A “crazed woman” who threw live crickets and worms all over a crowded subway car in New York claimed the bug-throwing was a performance art stunt gone horribly wrong and was subsequently arrested by the NYPD.
The self-proclaimed artist, 21-year-old Brooklynite Zaida Pugh, was charged with reckless endangerment, obstructing governmental administration, falsely reporting an incident, and disorderly conduct, sources told the New York Daily News.
In case you haven’t seen the viral video of the incident — which, it turns out, was filmed by Pugh’s friends — it is 18 minutes of mayhem: A shrieking Pugh in a turquoise onesie tries to sell crickets and worms to D train passengers, one of whom screams “this bitch got bugs in a bucket.” When a teenager hits the bug bucket, 600 crickets and worms go flying. Screaming passengers pull the emergency brake, causing the train to get stuck on the Manhattan Bridge for a half-hour, during which Pugh urinates on the worm-covered floor.
“She was banging on the doors and trying to climb out the windows. Everyone had crickets on their arms. My girlfriend was crying,” one passenger told the New York Post. “Then some men were trying to hold her down and she started trying to throw up on them.”
The arrest on Tuesday came shortly after a tearful Pugh recorded a Facebook Live video in which she apologizes for the stunt and claims to fear for her life. “There are people that really hate me … probably want me dead. That’s not the type of attention I wanted,” said Pugh. “I just really had a dream and I wanted it to go far. I wanted to spread messages out there, and I didn’t want it to happen like this.” Some netizens expressed sympathy for Pugh, while others accused her of being a selfish attention-seeker crying “crocodile tears.”

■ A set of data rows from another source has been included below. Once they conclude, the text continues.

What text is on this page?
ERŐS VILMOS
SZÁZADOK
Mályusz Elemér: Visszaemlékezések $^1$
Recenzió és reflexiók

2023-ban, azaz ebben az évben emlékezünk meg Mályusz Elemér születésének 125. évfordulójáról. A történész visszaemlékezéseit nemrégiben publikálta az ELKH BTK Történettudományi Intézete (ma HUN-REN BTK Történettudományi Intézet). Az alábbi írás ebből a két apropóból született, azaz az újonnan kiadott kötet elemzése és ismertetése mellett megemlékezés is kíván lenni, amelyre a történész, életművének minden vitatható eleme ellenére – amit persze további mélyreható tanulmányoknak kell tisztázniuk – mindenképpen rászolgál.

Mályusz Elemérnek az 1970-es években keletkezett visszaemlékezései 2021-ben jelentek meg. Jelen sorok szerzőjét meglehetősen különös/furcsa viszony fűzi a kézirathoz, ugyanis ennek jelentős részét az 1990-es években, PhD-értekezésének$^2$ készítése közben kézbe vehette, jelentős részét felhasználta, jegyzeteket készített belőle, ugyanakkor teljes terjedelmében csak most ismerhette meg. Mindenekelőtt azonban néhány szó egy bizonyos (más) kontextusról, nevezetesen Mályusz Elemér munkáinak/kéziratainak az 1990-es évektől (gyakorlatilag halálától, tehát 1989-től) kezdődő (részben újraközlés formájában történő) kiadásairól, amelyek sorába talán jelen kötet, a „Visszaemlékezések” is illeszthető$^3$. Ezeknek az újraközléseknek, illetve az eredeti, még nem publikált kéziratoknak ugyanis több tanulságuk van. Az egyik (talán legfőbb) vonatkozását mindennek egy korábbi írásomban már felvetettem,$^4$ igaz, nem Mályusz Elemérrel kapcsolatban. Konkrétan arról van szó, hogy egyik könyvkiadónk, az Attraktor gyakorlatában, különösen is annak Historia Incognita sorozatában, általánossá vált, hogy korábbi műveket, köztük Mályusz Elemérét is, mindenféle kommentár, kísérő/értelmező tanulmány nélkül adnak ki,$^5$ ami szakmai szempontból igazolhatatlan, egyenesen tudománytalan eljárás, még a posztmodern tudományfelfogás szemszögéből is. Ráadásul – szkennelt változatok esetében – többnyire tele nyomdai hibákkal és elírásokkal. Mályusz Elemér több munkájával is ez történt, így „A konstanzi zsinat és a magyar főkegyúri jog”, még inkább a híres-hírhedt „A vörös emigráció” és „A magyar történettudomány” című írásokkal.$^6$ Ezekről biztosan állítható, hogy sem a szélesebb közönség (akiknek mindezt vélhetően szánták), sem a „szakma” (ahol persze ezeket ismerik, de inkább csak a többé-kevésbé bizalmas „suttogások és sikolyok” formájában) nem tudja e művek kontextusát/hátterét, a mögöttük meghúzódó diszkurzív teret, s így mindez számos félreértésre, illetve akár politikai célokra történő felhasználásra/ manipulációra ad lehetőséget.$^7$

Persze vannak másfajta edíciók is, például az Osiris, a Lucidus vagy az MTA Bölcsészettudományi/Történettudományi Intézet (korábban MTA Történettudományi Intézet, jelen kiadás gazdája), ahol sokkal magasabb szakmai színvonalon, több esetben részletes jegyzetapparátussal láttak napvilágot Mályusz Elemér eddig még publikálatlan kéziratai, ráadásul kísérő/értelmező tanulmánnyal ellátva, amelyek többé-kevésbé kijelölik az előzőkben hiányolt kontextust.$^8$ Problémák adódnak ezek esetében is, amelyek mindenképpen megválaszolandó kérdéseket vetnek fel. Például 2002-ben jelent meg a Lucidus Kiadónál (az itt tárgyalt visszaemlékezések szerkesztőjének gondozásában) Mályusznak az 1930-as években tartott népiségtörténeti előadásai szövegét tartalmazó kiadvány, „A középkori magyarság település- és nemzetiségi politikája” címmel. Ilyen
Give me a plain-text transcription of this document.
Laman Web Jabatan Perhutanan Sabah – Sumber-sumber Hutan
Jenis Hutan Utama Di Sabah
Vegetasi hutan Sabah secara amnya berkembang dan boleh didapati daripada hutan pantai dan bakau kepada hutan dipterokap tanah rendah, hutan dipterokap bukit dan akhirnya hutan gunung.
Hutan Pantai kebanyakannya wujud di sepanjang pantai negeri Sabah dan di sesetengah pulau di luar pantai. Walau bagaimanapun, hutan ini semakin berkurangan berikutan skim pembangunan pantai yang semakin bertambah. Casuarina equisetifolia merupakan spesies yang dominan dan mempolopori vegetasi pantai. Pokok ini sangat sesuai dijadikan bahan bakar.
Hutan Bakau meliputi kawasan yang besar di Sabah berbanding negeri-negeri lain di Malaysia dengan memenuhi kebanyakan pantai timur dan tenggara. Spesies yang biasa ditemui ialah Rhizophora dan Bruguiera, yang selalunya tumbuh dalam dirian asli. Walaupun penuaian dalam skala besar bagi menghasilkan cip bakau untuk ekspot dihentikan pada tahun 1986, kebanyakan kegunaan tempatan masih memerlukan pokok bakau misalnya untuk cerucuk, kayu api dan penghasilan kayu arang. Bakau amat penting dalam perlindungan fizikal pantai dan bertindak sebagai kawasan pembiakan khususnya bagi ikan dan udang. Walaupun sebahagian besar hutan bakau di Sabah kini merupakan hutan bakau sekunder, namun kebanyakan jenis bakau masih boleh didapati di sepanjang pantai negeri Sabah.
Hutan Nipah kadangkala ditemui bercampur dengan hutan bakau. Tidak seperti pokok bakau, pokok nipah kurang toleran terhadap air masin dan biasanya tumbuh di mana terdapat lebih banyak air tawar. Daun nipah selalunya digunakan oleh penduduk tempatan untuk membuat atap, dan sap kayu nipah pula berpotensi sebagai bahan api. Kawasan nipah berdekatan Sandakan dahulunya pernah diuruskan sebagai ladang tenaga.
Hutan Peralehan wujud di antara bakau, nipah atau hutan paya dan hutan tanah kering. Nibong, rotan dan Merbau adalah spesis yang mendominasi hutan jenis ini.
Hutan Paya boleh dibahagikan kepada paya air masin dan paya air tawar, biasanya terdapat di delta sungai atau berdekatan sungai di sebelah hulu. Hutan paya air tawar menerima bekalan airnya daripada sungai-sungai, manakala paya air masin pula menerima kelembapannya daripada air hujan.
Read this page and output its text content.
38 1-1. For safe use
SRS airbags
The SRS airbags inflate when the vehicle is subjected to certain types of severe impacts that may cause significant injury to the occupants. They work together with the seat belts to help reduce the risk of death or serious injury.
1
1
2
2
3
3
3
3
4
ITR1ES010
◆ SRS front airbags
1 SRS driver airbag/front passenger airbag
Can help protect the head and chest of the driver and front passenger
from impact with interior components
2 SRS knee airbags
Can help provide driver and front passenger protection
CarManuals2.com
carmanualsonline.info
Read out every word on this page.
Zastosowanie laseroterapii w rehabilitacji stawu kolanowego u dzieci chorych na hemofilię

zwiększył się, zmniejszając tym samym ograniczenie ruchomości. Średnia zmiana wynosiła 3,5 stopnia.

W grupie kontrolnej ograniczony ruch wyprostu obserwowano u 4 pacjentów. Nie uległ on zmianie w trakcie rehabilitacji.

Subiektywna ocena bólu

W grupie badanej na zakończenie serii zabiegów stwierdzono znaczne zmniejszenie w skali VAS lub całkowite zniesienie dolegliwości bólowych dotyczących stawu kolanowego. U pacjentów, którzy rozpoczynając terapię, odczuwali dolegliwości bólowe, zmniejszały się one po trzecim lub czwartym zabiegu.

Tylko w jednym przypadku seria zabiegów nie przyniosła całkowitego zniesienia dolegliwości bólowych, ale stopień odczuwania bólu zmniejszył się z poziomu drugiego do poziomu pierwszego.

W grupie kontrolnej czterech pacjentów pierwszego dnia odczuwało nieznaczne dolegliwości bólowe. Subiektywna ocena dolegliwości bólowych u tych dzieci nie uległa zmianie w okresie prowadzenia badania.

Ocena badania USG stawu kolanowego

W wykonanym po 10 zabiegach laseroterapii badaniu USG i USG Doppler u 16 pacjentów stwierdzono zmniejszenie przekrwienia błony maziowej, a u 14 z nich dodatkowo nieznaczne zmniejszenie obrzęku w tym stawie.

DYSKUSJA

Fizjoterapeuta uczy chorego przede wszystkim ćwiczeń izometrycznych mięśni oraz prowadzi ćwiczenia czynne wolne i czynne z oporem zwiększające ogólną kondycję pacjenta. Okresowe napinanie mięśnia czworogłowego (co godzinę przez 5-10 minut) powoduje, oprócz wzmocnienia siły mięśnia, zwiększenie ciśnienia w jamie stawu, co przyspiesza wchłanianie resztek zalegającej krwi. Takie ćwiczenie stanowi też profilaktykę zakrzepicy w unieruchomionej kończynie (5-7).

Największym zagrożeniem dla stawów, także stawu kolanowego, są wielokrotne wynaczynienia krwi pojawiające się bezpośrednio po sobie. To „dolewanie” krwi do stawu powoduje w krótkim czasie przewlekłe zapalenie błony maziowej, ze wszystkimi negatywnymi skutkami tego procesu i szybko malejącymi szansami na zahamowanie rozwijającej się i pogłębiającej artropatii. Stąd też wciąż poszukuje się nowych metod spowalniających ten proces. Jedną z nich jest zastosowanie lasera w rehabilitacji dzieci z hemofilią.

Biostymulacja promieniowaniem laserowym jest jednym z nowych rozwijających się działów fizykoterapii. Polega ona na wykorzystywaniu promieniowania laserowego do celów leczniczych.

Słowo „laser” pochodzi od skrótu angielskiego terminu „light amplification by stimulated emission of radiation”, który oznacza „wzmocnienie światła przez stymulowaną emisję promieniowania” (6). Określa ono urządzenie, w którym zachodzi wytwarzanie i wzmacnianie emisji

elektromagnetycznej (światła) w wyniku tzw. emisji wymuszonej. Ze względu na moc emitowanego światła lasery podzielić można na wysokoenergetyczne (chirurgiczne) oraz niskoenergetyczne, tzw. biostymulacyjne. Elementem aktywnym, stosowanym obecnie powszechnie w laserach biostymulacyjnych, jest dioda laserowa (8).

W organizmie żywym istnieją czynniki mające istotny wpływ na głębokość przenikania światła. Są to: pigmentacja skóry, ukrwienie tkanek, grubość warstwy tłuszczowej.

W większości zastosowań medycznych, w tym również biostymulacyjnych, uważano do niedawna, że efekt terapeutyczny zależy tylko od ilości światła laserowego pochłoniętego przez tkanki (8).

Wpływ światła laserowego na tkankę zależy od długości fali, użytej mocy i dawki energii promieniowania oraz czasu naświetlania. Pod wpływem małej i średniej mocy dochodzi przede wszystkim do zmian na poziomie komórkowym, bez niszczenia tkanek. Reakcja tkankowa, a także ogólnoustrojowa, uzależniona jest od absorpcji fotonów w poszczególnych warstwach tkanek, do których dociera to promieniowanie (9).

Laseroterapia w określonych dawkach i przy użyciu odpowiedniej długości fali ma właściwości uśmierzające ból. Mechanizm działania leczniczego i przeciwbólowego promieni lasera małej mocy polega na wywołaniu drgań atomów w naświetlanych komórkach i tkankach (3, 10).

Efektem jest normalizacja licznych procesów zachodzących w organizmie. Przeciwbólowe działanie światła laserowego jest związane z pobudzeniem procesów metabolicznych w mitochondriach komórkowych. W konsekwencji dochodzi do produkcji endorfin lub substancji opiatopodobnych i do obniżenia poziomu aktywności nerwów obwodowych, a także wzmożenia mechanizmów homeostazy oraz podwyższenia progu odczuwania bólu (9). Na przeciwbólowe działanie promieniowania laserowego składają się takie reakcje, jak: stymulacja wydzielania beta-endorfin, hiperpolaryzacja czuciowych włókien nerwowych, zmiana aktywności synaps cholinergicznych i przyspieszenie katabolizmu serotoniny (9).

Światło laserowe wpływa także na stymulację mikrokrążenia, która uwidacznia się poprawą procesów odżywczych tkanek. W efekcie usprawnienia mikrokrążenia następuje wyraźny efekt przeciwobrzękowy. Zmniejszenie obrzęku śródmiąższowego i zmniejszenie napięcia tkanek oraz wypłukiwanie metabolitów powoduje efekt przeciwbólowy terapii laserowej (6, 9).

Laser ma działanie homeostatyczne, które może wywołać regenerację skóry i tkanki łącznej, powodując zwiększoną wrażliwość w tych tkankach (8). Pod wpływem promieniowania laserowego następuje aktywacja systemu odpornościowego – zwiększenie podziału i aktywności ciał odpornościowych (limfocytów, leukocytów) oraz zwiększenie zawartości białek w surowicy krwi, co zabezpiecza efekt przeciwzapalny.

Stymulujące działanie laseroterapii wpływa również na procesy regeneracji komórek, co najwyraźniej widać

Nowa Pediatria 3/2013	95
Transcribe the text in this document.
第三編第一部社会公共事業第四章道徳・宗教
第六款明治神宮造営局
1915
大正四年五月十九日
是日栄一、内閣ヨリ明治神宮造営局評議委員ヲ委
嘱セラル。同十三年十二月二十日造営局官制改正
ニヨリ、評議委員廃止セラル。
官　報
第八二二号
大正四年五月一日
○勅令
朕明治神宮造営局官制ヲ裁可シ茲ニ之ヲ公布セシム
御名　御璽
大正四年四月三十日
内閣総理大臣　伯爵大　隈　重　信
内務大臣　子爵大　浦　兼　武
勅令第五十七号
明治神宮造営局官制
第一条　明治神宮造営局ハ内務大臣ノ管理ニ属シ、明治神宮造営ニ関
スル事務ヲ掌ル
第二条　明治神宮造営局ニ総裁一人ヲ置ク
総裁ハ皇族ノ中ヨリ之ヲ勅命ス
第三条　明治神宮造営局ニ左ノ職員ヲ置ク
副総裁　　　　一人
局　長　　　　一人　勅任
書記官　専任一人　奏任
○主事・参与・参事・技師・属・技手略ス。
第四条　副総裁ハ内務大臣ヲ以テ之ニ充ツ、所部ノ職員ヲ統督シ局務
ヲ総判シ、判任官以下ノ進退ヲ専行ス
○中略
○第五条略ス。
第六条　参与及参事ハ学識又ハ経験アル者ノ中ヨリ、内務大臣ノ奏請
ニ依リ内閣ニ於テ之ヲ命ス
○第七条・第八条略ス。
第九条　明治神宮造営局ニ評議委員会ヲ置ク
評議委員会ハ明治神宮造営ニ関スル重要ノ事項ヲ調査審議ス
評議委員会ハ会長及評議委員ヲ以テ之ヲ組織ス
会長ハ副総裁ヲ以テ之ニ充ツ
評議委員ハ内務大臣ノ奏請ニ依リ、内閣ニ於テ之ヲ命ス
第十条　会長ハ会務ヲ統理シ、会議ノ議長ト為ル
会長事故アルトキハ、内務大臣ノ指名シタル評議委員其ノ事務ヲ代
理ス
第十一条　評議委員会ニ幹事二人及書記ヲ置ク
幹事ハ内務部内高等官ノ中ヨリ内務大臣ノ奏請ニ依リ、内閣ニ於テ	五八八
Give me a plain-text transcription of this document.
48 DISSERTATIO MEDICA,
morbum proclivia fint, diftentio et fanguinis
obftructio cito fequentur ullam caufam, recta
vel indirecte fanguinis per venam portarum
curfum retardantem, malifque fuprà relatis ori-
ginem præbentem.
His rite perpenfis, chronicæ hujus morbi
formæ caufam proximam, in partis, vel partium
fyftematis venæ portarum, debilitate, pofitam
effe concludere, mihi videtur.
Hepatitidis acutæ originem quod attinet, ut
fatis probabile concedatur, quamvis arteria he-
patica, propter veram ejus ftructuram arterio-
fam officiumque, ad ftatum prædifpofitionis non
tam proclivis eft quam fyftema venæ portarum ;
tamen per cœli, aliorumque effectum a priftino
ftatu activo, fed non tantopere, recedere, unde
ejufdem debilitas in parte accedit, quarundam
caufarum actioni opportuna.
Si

The “messages” she said she wanted to spread concerned how New Yorkers treat homeless and mentally ill people on the subway: “I did this to show how people react to situations with homeless people and people with mental health,” Pugh told Fusion. “How they’re more likely to pull out their phone than help.”
Art or not, the police say the stunt was downright dangerous. “She put people at risk,” Robert Boyce, the New York Police Department’s chief of detectives, told reporters. Passengers “could have had heart attacks,” he said, or been emotionally scarred by the crickets and the worms. It could’ve been worse, though: Pugh told reporters she’d originally planned to use hissing cockroaches instead of crickets. “I think it would have been way worse if I’d have the roaches,” she said, though it might have earned her epic fail of a “performance” a place in the cockroach art hall of fame.
The actress and performance artist has done more than 50 similar “pranks,” including pretending to stab a baby in a video that went viral, and which she claimed was meant as “a wake up call to everybody.” She did not specify what “everybody” needs to “wake up” from.
Facing an uncertain fate in NYPD custody, Pugh fears her future art career is doomed. “My dreams for being an actress or whatever, that’s going to go down the drain,” she said in her Facebook Live video. Maybe not, though: Comedian Eric Andre, known for his subway pranks involving dressing up as a centaur and dropping cakes on commuters, sent live rats running over Stacey Dash’s feet in a recent episode of his talk show. Perhaps Andre will hire Pugh once she’s out of jail.